Authentication: SPF, DKIM, DMARC, BIMI, ARC

  • Many argue DMARC enforcement by Google/Yahoo was painful but ultimately good for the ecosystem and forced institutions to fix broken setups.
  • Others worry about power concentration: when big providers “require” something, it effectively becomes global policy and can squeeze small/self‑hosted servers.
  • Discussion of BIMI (logo display) and ARC (forwarding) appears, but seen as marginal or even failed experiments; BIMI certificates are criticized as expensive.

Encryption, PGP, and Security Model

  • Multiple comments: yes, end‑to‑end encryption is technically possible (PGP, age, Proton, Delta Chat), but key distribution, UX, and ecosystem integration are major blockers.
  • Some argue widespread encrypted email is overrated: TLS already protects transit, headers stay exposed, and encryption breaks spam filtering and server‑side features unless servers hold keys, which undercuts the benefit.
  • Others want a future where organizations sign/encrypt all mail, possibly with in‑person key exchange; however, getting users to adopt this remains difficult.

Spam, AI, and Inbox Control

  • Concerns that AI agents acting on email could be easier to fool than humans, while simultaneously being used to generate more convincing phishing.
  • Suggested mitigations: whitelisting/“friend request” style systems, HEY‑style screening, masked/alias addresses, and even proof‑of‑work or “proof of human effort.”
  • Some think HTML removal and invite‑only inboxes would help; others say HTML is manageable and the real issue is consent to receive.

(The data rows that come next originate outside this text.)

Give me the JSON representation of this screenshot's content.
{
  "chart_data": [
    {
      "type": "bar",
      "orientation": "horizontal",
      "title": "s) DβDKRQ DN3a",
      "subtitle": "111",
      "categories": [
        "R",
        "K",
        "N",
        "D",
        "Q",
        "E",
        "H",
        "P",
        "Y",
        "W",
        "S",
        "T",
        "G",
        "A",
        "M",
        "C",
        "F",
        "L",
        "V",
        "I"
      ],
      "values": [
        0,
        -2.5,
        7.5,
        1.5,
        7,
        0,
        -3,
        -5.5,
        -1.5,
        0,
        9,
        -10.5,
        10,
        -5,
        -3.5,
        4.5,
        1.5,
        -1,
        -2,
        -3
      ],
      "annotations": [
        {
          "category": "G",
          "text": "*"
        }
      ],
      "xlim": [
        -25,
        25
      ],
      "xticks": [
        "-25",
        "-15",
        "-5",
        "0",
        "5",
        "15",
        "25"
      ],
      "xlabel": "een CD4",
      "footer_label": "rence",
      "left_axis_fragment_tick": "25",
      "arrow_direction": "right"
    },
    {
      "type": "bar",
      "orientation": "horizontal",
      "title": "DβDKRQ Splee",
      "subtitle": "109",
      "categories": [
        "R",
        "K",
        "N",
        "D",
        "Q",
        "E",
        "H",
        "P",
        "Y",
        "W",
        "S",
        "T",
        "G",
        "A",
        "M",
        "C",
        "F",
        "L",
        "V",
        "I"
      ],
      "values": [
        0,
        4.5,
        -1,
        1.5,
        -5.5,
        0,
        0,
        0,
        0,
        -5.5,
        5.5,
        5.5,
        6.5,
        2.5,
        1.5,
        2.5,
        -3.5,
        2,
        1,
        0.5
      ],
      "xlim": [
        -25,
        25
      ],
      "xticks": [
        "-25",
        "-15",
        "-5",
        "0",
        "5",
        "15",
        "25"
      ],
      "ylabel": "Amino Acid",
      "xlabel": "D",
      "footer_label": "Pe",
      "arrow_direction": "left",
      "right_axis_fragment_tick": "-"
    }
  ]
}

Fastmail, Proton, and Hosting Options

  • Many praise Fastmail’s reliability, JMAP support, aliases/masked email, and lack of enshittification; others report weak spam filtering and clunky desktop app UX.
  • Proton trade‑offs cited: mandatory apps, limited integration (no CalDAV/contacts sync), poor search, alias limits.
  • Self‑hosting is viewed as still possible (with modern stacks and proper SPF/DKIM/DMARC) but increasingly constrained by IP reputation and big‑provider policies, reinforcing a drift toward email as a semi‑walled garden.